La fuerza interna del cosmos en una pluma

La fuerza interna del cosmos en una pluma
Como la naturaleza, el alma bacilante...

martes, 21 de enero de 2014

Me voy de viaje con "V" de voluntad.


Me voy de viaje con "V" de voluntad. Me voy por unos meses, pocos, con la maleta llena de sueños y anhelos, con ganas de vencer a mis demonios, que con el tiempo y de tanto vernos se han vuelto mis amigos de insomnio, póker y cervezas. Me voy con mi esposa, mi amiga, mi cómplice y mi mentora. Me voy a su lado porque me ama y quiso llevarme. Me voy con ella porque la amo. Nos vamos porque al casarnos decidimos emprender todas nuestras aventuras juntos. 
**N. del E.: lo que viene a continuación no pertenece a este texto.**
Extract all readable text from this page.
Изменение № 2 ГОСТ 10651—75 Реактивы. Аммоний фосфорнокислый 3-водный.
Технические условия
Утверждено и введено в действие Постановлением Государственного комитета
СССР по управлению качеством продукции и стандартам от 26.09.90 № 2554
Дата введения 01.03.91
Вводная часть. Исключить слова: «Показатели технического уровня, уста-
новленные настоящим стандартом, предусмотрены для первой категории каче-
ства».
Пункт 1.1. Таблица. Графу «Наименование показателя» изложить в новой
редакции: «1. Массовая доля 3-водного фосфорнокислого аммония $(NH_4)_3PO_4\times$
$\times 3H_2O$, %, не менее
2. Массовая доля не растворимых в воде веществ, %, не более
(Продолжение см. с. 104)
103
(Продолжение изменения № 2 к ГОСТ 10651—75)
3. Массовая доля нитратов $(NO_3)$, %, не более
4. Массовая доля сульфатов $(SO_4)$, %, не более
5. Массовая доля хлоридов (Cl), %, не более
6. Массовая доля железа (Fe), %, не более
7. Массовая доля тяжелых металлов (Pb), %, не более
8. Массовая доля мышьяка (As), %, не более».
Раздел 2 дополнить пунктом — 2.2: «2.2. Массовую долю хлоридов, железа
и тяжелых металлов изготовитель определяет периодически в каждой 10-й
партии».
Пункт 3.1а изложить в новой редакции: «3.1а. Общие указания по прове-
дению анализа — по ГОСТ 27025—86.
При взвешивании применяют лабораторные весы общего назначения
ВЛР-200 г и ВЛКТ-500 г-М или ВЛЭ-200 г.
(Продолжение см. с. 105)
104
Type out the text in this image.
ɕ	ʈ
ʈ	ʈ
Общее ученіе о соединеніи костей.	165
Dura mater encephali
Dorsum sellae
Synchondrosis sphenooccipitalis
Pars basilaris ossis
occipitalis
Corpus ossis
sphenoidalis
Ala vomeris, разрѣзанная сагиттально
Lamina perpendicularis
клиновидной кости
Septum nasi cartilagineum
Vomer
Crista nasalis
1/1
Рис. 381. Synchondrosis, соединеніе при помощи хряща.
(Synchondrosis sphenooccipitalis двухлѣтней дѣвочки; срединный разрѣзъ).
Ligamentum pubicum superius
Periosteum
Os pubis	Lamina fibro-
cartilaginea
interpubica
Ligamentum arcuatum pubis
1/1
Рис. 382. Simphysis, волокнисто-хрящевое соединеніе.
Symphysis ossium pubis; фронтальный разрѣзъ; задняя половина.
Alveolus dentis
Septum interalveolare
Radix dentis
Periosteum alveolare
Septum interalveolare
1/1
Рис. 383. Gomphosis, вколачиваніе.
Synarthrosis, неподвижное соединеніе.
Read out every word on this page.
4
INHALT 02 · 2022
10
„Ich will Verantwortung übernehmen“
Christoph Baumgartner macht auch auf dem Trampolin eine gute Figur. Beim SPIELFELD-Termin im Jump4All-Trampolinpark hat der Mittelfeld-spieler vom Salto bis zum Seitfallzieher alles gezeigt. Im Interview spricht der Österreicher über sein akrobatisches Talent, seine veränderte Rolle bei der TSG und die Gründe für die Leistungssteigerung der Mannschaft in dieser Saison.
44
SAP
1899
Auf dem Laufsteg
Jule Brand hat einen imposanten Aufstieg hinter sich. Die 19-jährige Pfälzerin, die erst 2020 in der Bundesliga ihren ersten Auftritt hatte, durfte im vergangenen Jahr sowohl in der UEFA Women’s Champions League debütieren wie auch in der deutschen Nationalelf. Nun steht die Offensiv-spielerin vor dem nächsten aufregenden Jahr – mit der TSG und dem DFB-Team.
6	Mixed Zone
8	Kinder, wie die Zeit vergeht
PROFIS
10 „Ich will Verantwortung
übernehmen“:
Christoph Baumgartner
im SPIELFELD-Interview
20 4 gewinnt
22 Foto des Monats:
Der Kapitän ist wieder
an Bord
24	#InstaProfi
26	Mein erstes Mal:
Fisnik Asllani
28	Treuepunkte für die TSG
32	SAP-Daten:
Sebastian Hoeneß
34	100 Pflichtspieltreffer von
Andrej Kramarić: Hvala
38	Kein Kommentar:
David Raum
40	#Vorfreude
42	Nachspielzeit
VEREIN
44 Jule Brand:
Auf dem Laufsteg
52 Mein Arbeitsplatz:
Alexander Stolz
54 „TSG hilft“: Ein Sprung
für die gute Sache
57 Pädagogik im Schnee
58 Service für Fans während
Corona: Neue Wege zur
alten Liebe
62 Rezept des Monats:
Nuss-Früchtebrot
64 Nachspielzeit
Como si fuera una alegoría, me voy para la pequeña ciudad de Dayton en Ohio, Estados Unidos, en la que nacieron los hermanos Wright, Wilbur y Orville, por allá en la década de los 70 del siglo XIX. Ellos asumieron el reto de volar dándole motor a unas alas. Pero más allá del simple hecho de ponerse en el aire por unos segundos, su gran desafío era poder controlar el vuelo. El deseo con el que construyeron ese primer avión era poder hacer un viraje en el aire. Y por un instante lo lograron. Esto coincide con mi propio deseo. No sólo quiero volar. Quiero tener la fuerza suficiente para poder controlar mi vuelo y llevarlo hacia algún destino.

La razón es simple. Soy de esas personas que siempre ha encontrado más excusas que motivos. Como ya lo he dicho antes, soy justo ese tipo de persona que Coelho no recomienda: Tóxico, pesimista, negativo, procrastinador, amargado, rancio, hostil, hosco, aburrido y vengativo. Tan vengativo, que yo no recomiendo para nada a Paulo Coelho. Pero no me voy con la intención de cambiar nada de lo que soy. Eso soy. De todas maneras, si quiero conocerme mejor, saber para qué hago lo que hago, cuál es el sentido de mis acciones, hacia dónde va mi espiritualidad, cuál es mi talento y mi vocación, cómo puedo seguir esquivando al sistema sin que eso multiplique mis necesidades. Es decir, quiero comprender cuál es mi plan de ruta, en dónde están las tormentas y los vientos y por fin saber en dónde quiero aterrizar, porque necesito aterrizar.

Quiero irme para tener largas charlas con mis demonios. Para no dejarme emborrachar por ellos, ganarles en el póker y sacarlos de la casa a sombrerazos antes de irme a dormir. Y quiero dormir. Quiero dormir en la noche, levantarme temprano, hacer ejercicio, ir a aprender inglés para ampliar mis confines tan estrechos ahora por el idioma. Quiero además, conocer gente que me cuente cómo es el mundo allá, desde allá, desde muchos allás. Porque conozco lo poco que he recorrido y lo que me cuentan los de acá sobre cómo es allá. Pero quiero la descripción del allá viniendo de las personas que viven en esos lugares que quedan por fuera de mi imaginación y mis prejuicios.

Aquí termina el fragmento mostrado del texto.